Çünkü caminin yarısı sinagoga çevrilmişti.
Ve hep öyle kaldı.
Filistinliler bu nedenle tedirgin.
Son Cuma namazını 500 kişilik bir grupla, Mescid-i Aksa’nın avlusunda, aralarına mesafe koymak suretiyle kıldılar.
Orayı tamamen boş bırakamazlar, eğer bırakırlarsa yıllardır tehdit altında olan Mescid-i Aksa salgın bahanesiyle komple elden gidebilir.
Çünkü ilk etapta İsrail salgın falan dinlemedi.
Filistinliler tedbir amaçlı Mescid-i Aksa’ya girmezken, en az 10 gün boyunca Yahudi işgalcilerin Mescid-i Aksa’daki günlük ziyaretleri devam etti.
Kaldı ki Mescidi Aksa’nın hemen batı duvarında bulunan Yahudilerin ağlama duvarı adını verdikleri bölüm de uzun süre ibadete açık kaldı.

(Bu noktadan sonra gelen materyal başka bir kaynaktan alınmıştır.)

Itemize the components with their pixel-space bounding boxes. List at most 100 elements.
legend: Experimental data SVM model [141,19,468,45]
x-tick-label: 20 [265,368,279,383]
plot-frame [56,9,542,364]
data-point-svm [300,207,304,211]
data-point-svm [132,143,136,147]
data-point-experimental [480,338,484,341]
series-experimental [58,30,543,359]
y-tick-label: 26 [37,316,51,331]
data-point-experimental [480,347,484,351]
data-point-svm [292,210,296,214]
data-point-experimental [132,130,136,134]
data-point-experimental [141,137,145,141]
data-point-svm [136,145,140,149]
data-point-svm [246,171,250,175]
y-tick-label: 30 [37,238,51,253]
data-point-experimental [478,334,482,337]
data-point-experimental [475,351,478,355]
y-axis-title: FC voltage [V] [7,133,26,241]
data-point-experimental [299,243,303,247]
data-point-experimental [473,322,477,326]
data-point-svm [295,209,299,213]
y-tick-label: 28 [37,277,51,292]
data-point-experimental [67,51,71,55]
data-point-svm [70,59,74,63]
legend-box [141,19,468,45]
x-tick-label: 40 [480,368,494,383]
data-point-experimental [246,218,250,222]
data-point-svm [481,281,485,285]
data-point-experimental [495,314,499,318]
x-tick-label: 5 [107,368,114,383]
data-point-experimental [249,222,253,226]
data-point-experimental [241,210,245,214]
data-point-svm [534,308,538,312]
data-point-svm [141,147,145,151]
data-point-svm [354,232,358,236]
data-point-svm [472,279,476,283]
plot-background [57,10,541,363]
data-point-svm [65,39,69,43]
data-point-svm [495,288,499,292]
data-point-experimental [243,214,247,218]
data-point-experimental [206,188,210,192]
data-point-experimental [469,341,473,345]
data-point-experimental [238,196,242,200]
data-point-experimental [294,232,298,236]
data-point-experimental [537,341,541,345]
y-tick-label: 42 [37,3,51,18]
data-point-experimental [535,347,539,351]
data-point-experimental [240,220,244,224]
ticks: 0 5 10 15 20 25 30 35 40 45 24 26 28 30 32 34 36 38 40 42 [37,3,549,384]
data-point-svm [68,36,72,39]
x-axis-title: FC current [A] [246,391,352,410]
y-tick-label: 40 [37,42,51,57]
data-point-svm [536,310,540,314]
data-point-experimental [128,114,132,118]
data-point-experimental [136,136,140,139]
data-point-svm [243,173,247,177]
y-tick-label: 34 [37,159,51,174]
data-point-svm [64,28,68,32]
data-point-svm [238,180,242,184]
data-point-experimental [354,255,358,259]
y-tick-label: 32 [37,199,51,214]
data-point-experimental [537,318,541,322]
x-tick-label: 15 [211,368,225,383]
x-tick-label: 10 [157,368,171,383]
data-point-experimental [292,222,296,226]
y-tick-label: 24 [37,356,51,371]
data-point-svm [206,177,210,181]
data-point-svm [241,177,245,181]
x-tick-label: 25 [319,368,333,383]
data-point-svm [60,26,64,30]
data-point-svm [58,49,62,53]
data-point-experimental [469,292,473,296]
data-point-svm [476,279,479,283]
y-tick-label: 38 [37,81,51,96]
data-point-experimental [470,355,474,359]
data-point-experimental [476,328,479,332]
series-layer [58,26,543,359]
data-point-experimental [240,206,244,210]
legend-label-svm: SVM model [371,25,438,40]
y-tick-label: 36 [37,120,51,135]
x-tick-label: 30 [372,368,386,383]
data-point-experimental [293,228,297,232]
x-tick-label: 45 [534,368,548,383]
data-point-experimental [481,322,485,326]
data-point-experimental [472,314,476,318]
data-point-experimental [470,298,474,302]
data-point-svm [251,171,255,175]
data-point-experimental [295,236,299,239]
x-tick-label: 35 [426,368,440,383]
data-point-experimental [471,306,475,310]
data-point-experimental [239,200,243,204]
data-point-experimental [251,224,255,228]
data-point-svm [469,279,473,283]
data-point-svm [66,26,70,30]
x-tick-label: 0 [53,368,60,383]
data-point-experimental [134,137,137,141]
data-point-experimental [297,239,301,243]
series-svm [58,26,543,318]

İsrail Başbakanı seçim sonrası koalisyonu da kurmak iyice zorlaşmışken, ağlama duvarını kapatıp, muhtemel ortaklarından olan ultra Ortodoksları öfkelendirmek istemedi.
Netanyahu’nun ilk etaptaki planı böyleydi.
Sonra ikinci aşamaya geçti.
Adı konmamış bir sokağa çıkma yasağı koydu.
Bu sayede koalisyon pazarlığı yaptığı/yapacağı ortaklarını kırma ihtimalini de devre dışı bıraktı.
Çünkü aldığı kararla, meclis başkanlığı seçimi de dahil olmak üzere tüm koalisyon görüşmeleri askıya alınmış oldu.
İsrail Başbakanı bir şey daha yaptı.
O da şu, tam da bu süreçte herkes can derdine düşmüşken, Batı Şeria’yı komple İsrail haritasına katmayı ve Filistinlilere idamı öngören iki tasarıyı Knesset’e getirdi.
Korona tedbirleri demişken, aslında İsrail’de bu anlamda en korunaklı yer cezaevleri.
Çünkü içerde 6 bin Filistinli esir var.
Ve bu esirler yıllarca aileleri dahil avukatları dahil hiç ama hiçbir kimseyle görüştürülmüyorlar.
Misal, Filistinli biri İsrail cezaevine atılsa, 20 yıl içerde kalsa, ailesi onun yüzünü görmeyi bırakın hangi şehirdeki hangi cezaevinde olduğunu bile bilemez.
Açık ya da kapılı görüş diye bir durum kesinlikle söz konusu olmadığı cezaevi ortamında tutulan 6 bin Filistinli esirden 5’ine koronovirüs bulaştı veya bulaştırıldı.
Dışarıyla hiçbir irtibatları, temasları söz konusu olmayan Filistinli esirlere, nasıl oldu da koronavirüs bulaştı, bu kesinlikle sorgulanmalı.
Aksi taktirde kendi topraklarında kurulan İsrail cezaevlerinde tutulan 6 bin Filistinli, can çekişerek, katledilmiş olacak.